According to the latest figures from the Health and Safety Executive, stress-related absence costs UK industry about £7.1m a week.
However, while businesses are becoming more attuned to the dangers of stress, the real key to work/life balance lies in developing practices and policies that prevent employees from reaching this state. A number of companies have demonstrated that offering flexible working arrangements can reduce health risks as well as have a measurable impact on the bottom line.
Companies from across the public and private spectrum have implemented working practices that have helped to boost morale, reduce absenteeism, and increase productivity. Royal Bank of Scotland, Asda, GlaxoSmithKline and Fox's Biscuits are just some of the UK's work/life pioneers that have reaped the rewards of a work/life balance strategy.
The success of these companies owes much to the level of management support for a coherent work/life balance strategy across all areas, including IT, human resources, marketing and finance.
Employees need to see the working culture change from the top down, as many feel uncomfortable about asking for flexible working because they think it may harm their careers, despite evidence to the contrary.
Recent legislation to help working parents find solutions to their work/life problems should help to raise awareness of the many ways of working available to businesses. In addition, through the work of the Department of Trade & Industry work/life Balance Campaign, the government is promoting the benefits of work/life balance to employees and employers, and is offering practical advice to businesses about how to implement the right policies in the workplace.

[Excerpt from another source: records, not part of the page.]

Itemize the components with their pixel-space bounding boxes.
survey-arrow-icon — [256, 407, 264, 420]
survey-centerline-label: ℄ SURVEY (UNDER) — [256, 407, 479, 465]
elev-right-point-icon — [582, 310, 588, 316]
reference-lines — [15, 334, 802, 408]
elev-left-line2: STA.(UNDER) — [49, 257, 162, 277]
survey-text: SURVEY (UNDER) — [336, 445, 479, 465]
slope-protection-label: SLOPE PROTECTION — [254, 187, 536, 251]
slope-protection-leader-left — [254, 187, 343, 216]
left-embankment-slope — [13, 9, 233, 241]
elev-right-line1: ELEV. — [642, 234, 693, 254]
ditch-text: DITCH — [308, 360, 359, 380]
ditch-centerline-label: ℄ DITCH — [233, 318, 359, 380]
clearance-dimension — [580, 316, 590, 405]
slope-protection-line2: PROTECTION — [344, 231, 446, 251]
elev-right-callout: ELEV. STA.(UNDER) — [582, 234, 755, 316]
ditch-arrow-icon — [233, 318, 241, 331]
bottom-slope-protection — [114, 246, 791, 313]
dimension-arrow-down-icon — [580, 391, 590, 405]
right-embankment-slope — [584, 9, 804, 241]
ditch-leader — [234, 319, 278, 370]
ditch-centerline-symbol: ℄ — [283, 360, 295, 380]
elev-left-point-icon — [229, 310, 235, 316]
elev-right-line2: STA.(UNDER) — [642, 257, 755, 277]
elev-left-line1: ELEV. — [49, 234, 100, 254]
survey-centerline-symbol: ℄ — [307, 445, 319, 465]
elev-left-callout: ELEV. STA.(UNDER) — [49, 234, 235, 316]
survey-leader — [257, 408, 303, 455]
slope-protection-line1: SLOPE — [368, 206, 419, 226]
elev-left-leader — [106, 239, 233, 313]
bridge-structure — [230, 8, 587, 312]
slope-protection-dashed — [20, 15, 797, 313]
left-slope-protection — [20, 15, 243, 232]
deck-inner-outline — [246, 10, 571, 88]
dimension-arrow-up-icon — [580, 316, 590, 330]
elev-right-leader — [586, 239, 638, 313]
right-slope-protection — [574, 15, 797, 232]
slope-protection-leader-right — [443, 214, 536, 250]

However, the responsibility for introducing successful work/life balance policies lies ultimately with senior management - and only by consulting with employees can they begin to contemplate the introduction of such arrangements.
As long as the policies under consideration help to meet core business objectives and employee needs, then businesses will reap the rewards of a more loyal and committed workforce which, in turn, will help to boost productivity.
By learning from the best practice demonstrated by companies such as the Royal Bank of Scotland, businesses in the UK will be in better shape to accommodate the changing demands of the working world.